Quand The Dark Heart of Europe a été accusé de mise en scène, le directeur du World Press Photo l’a défendu en le qualifiant de « vision d’auteur ». Cette affaire a poussé le WPP a déclarer l’ouverture d’un débat sur la frontière entre photojournalisme et photographie documentaire.



© Giovanni Troilo, The Dark Heart of Europe
© Giovanni Troilo, The Dark Heart of Europe

Le World Press et la photographie documentaire


« Mais qu’est-ce que ça signifie « la photographie documentaire est une approche personnelle ». Tout travail photographique est une démarche personnelle. » – Patrick Baz


Mais qu’est-ce que concrètement la photographie documentaire ? Patrick Baz déclare : « La photographie documentaire est un synonyme de photojournalisme. Mais elle est plus longue et plus approfondie. »

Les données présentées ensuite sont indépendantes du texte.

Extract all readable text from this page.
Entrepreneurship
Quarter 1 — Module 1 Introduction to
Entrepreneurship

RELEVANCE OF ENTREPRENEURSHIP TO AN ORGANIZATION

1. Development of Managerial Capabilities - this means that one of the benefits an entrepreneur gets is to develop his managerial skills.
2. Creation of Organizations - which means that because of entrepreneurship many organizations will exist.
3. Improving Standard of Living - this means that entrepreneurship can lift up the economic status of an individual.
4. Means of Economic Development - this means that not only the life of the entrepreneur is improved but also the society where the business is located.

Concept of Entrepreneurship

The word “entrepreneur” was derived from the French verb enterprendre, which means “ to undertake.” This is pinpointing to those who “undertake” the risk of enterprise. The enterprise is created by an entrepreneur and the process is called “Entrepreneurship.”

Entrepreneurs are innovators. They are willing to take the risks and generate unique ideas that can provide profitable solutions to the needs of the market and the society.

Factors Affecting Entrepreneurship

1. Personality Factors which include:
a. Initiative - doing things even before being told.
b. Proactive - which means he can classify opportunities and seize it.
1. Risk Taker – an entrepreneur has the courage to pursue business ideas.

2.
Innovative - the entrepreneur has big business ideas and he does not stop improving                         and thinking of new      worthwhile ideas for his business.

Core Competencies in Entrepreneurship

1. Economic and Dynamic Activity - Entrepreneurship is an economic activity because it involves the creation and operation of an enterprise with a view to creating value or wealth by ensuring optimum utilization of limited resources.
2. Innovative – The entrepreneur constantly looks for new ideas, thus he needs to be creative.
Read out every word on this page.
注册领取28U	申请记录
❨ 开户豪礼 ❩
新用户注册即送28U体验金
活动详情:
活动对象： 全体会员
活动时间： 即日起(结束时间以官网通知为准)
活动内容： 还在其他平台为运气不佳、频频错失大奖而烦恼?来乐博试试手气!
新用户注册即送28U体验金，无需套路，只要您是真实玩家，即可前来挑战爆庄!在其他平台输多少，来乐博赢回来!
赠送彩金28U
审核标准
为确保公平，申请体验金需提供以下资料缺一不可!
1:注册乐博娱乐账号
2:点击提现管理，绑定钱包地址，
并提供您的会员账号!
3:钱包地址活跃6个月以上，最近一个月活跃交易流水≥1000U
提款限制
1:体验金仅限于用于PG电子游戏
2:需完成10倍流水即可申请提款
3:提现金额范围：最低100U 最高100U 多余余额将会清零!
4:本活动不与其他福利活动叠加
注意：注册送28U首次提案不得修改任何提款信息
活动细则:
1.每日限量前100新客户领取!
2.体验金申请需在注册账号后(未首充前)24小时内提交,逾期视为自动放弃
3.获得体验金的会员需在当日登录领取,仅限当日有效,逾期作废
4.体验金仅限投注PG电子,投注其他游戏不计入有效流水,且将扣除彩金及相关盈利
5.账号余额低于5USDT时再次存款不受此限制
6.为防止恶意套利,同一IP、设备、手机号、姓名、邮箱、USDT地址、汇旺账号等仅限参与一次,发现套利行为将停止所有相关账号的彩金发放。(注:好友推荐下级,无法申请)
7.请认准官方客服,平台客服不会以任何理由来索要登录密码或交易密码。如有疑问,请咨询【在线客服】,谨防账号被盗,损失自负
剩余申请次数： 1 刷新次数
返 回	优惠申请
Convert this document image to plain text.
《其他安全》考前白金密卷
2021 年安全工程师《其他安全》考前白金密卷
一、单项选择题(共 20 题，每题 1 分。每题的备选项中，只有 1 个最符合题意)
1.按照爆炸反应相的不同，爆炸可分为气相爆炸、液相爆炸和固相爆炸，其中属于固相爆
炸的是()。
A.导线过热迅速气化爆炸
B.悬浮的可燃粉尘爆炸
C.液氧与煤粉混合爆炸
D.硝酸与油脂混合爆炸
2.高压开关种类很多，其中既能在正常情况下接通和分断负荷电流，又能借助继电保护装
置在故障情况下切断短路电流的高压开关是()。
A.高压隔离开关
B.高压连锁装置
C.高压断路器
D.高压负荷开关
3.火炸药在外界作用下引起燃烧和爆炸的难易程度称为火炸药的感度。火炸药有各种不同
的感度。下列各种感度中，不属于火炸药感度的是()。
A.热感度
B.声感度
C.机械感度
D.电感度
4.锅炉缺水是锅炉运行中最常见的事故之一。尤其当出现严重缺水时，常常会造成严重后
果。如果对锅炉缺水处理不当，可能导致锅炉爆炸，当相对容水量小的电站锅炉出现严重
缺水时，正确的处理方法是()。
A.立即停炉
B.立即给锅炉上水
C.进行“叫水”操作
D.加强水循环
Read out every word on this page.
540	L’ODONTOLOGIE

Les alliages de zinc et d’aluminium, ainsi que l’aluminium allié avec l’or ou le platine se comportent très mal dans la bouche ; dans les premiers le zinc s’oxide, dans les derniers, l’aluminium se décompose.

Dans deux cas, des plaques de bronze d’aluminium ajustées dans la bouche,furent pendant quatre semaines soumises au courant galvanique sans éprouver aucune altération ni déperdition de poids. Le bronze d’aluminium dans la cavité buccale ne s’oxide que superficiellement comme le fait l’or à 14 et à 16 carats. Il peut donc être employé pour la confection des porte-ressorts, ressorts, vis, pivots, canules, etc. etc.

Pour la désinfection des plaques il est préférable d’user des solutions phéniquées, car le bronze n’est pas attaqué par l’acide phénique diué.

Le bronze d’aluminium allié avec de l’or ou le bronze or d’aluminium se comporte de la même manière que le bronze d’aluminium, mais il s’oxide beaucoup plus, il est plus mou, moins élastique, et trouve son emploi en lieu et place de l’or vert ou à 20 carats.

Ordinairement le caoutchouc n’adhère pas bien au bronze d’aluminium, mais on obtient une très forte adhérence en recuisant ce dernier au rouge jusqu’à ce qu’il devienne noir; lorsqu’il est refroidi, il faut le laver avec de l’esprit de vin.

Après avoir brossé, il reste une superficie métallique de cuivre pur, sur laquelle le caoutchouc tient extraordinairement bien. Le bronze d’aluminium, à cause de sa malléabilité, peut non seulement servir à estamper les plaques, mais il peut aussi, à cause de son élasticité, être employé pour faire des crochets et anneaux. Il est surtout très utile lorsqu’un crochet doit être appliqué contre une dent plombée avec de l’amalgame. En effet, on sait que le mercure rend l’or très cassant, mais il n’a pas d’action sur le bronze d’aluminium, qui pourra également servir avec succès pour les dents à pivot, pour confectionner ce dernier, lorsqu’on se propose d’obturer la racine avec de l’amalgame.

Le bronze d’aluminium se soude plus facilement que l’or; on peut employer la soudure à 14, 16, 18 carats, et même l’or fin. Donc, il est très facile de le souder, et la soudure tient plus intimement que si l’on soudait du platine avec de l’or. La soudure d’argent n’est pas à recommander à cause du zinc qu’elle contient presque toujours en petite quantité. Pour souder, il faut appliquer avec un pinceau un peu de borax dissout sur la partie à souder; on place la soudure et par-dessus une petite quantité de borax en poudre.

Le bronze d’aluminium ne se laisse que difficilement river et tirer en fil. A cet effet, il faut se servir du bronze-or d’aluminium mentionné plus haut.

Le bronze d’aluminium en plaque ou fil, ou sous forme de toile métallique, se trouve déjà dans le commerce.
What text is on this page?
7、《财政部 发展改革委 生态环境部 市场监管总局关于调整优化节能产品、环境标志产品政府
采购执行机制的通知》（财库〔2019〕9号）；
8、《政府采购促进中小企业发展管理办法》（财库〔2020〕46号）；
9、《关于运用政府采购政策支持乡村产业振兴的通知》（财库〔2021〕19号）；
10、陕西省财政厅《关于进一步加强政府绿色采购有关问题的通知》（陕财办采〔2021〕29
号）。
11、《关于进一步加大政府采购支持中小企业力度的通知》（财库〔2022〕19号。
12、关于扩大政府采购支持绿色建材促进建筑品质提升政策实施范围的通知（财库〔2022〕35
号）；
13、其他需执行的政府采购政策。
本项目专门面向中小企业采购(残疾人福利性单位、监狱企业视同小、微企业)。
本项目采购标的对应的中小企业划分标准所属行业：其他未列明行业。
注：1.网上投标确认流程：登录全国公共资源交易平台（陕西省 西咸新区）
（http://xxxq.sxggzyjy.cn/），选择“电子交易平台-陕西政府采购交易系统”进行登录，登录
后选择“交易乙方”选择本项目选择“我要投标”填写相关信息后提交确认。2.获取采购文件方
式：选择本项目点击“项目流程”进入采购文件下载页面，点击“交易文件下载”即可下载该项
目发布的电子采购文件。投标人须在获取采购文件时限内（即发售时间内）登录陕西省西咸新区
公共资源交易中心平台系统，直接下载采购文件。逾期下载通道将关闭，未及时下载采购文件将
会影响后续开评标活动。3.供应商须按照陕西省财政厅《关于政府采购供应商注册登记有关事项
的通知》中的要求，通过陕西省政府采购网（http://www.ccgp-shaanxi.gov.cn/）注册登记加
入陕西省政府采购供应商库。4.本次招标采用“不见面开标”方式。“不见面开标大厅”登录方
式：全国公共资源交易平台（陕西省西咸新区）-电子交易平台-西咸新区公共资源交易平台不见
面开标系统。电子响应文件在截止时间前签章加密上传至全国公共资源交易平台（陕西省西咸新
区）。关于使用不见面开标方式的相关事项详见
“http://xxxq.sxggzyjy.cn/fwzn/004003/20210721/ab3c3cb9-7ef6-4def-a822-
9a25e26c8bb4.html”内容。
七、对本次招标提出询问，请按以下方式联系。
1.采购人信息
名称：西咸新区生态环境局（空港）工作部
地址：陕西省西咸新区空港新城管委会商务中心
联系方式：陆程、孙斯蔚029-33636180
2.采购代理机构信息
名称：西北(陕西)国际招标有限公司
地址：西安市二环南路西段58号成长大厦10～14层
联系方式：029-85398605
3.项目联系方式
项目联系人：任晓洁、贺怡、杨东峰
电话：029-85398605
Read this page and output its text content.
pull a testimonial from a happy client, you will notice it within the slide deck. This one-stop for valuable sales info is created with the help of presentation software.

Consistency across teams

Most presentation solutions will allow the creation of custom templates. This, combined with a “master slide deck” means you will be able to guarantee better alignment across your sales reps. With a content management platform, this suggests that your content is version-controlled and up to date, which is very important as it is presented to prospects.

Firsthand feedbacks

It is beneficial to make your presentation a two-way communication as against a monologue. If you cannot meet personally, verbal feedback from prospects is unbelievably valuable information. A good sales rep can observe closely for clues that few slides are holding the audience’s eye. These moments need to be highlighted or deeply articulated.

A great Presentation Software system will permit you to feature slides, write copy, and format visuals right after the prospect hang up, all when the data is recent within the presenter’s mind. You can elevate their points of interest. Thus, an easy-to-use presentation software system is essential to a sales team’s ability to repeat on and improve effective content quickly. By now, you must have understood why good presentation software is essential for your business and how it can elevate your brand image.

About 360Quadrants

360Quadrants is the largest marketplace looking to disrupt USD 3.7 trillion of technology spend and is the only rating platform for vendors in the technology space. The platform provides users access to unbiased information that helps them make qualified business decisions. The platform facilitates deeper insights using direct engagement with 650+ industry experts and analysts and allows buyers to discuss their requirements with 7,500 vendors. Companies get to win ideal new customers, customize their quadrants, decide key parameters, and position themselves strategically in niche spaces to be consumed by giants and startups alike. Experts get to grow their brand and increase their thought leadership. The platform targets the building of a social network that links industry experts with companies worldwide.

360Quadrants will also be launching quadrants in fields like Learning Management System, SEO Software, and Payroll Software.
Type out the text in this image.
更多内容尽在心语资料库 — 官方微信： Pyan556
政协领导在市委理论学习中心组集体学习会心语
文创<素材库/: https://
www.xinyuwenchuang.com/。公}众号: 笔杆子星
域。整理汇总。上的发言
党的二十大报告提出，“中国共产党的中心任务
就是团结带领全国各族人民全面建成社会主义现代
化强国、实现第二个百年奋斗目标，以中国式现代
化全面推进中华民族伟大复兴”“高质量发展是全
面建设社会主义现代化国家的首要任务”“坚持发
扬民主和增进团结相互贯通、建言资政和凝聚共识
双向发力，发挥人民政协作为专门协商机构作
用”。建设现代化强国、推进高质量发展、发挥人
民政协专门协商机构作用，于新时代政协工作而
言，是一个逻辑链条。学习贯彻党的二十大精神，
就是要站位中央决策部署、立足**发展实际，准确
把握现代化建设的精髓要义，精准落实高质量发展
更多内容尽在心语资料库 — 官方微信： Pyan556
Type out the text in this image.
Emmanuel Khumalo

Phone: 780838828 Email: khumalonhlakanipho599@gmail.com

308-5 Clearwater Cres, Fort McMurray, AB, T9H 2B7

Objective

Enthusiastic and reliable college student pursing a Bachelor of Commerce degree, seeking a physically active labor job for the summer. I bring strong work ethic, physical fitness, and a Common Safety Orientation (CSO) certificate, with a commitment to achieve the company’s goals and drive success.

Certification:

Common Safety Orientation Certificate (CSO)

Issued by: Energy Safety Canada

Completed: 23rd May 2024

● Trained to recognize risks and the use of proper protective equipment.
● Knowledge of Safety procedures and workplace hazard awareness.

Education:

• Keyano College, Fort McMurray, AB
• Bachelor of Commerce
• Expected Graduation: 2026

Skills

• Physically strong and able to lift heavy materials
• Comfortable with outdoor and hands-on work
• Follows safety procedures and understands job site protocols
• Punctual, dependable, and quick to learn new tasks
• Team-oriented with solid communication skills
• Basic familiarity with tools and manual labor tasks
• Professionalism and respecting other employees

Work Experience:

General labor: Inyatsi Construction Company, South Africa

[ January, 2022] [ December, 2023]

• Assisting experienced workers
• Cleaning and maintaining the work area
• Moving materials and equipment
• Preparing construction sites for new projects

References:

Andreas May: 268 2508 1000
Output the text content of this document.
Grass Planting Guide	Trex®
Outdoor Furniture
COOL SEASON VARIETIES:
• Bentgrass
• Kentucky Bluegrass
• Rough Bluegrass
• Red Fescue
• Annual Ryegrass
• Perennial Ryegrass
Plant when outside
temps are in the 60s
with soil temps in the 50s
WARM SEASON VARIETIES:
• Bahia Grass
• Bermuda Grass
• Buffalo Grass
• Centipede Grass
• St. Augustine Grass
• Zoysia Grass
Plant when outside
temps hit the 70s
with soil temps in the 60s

Pour Lars Boering, le style est plus complexe à préciser : « C’est déjà difficile de définir le photojournalisme, alors la photographie documentaire, ça l’est encore plus. Elle peut à la fois être très proche du photojournalisme tout comme elle peut s’en éloigner quand elle devient une démarche très personnelle. La photographie documentaire a ouvert tout un nouveau champ sur la façon de raconter des histoires. Et ce champ est si large qu’il est difficile de la comparer au photojournalisme. La série de Giovanni Troilo était un travail d’auteur, le travail de quelqu’un qui avait une opinion très tranchée sur Charleroi et qui l’a montrée dans ses images. Il y a des institutions et des acteurs dans la photo qui applaudissent ce genre de démarche. Mais le fait que la photographie documentaire soit de plus en plus protéiforme est le signe qu’il faut lui définir des limites. »



► ► ► A voir aussi chez notre partenaire, le blog « Autopsie d’une photo » de France Inter : « 22% des images finalistes du World Press Photo ont été disqualifiées pour retouche »

À cet argument, Patrick Baz répond : « Mais qu’est-ce que ça signifie « la photographie documentaire est une approche personnelle ». Tout travail photographique est une démarche personnelle ».

Pour Nicolas Jimenez, directeur photo au journal Le Monde, le sujet de Giovanni Troilo ne peut pas être casé dans la photographie documentaire : « La photographie documentaire, tel que son nom l’indique, ça sert à documenter un sujet. Si tu documente un sujet avec ce que tu as dans la tête et pas avec ce que tu vois, ce n’est pas de la photographie documentaire. » Il continue : « Ils appellent ça photographie documentaire pour ne pas appeler ça photographie tout court ».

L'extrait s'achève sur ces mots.